Flop des plans d’épargne défiscalisés ? A peine 34 MDH collectés en un an

L’encours était déjà  de 30 MDH à  fin mais 2011. La croissance s’est essoufflée au second semestre. Le plan d’épargne en action domine avec 66% de l’encours total.

Le flop se confirme pour les plans d’épargne défiscalisés. Selon les statistiques les plus récentes obtenues auprès de Bank Al-Maghrib, depuis leur introduction en janvier 2011, ces instruments de placement destinés à encourager l’épargne longue n’ont réussi à drainer que 34,1 MDH à fin novembre dernier pour un total de près de 79 000 comptes ouverts. Pour se rendre compte de la faiblesse de cet encours, rappelons simplement qu’à cette même date, les particuliers détenaient 101 milliards de DH dans leurs comptes sur carnet. Naturellement, on ne peut en espérer autant des plans d’épargne en à peine 11 mois de commercialisation, mais le fait est qu’il a suffi de ce court délai pour que ces nouveaux instruments démontrent de sérieux signaux d’essoufflement. Rappelons en effet qu’à fin mai dernier les plans d’épargne cumulaient déjà 30 MDH d’encours, soit 7 fois plus que ce qui a été capté les 6 mois d’après. Force est de constater, donc, qu’après l’engouement initial de la clientèle, le soufflet est en train de retomber.

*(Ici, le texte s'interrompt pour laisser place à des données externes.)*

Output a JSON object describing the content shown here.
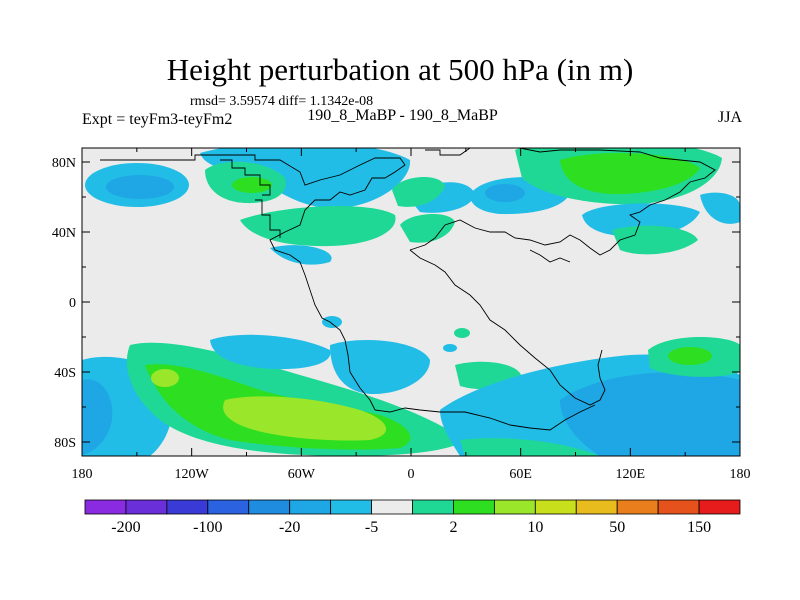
{
  "title": "Height perturbation at 500 hPa (in m)",
  "stats": "rmsd= 3.59574 diff= 1.1342e-08",
  "experiment": "Expt = teyFm3-teyFm2",
  "center_label": "190_8_MaBP - 190_8_MaBP",
  "season": "JJA",
  "y_ticks": [
    {
      "label": "80N",
      "lat": 80
    },
    {
      "label": "40N",
      "lat": 40
    },
    {
      "label": "0",
      "lat": 0
    },
    {
      "label": "40S",
      "lat": -40
    },
    {
      "label": "80S",
      "lat": -80
    }
  ],
  "x_ticks": [
    {
      "label": "180",
      "lon": -180
    },
    {
      "label": "120W",
      "lon": -120
    },
    {
      "label": "60W",
      "lon": -60
    },
    {
      "label": "0",
      "lon": 0
    },
    {
      "label": "60E",
      "lon": 60
    },
    {
      "label": "120E",
      "lon": 120
    },
    {
      "label": "180",
      "lon": 180
    }
  ],
  "colorbar": {
    "colors": [
      "#8a2be2",
      "#6a2fd8",
      "#3a3ad6",
      "#2a62e0",
      "#1f8ce0",
      "#1fa6e4",
      "#22bde6",
      "#ececec",
      "#1fd896",
      "#2ede20",
      "#9ae62a",
      "#c8e01c",
      "#e8bc1c",
      "#e87e1c",
      "#e6521c",
      "#e61c1c"
    ],
    "labels": [
      {
        "text": "-200",
        "index": 1
      },
      {
        "text": "-100",
        "index": 3
      },
      {
        "text": "-20",
        "index": 5
      },
      {
        "text": "-5",
        "index": 7
      },
      {
        "text": "2",
        "index": 9
      },
      {
        "text": "10",
        "index": 11
      },
      {
        "text": "50",
        "index": 13
      },
      {
        "text": "150",
        "index": 15
      }
    ]
  },
  "field_colors": {
    "background": "#ebebeb",
    "neg_weak": "#22bde6",
    "neg_mid": "#1fa6e4",
    "pos_weak": "#1fd896",
    "pos_mid": "#2ede20",
    "pos_strong": "#9ae62a"
  }
}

Le ratage est d’autant plus marqué lorsqu’on raisonne par type de plan d’épargne. Ainsi 66% des 34,1 millions de DH captés au total profitent au Plan d’épargne action (PEA), soit 22,6 MDH. Le plan d’épargne Education (PEE) arrive en seconde place avec une part de 18% dans l’encours total, soit près de 6,3 MDH. Le reliquat revient au Plan d’épargne logement (PEL) avec 5,2 MDH (16%). Vu cette répartition, le PEE semble avoir réalisé une percée relative durant le second semestre de 2011 puisque sa part pointait encore à 10% en mai 2011. Autant de terrain grignoté sur le PEA et le PEL qui pesaient en mai dernier respectivement 72% et près de 20% de l’encours total.

Auprès des réseaux commerciaux des banques, l’on explique la remontée relative du PEE par le fait que certains clients commencent à le préférer aux contrats d’assurance éducation. «Les PEE commencent à attirer la clientèle grâce à la meilleure visibilité qu’ils donnent en termes de taux de rendement», argumente un responsable clientèle en banque. Quant au PEL, les professionnels justifient le ralentissement noté ces derniers mois par le fait que les clients potentiels sont de plus en plus rebutés par la durée requise avant de profiter du montant capitalisé (3 ans).
Pour ce qui est enfin du PEA, en dépit du net ralentissement constaté suite à la baisse du marché boursier, il demeure le plus prisé de tous les plans et cela tient pour beaucoup, selon les professionnels, au fait qu’il ne soit concurrencé par aucun produit similaire contrairement aux deux autres plans.

Il demeure, dans l’ensemble, que ces plans sont loin d’avoir tenu leurs promesses. Sans en arriver encore à une reconception des produits, les faibles réalisations actuelles plaident au moins pour une accélération de la publication des arrêtés devant fixer le mode de fonctionnement de ces plans, encore sujet à de nombreuses interrogations.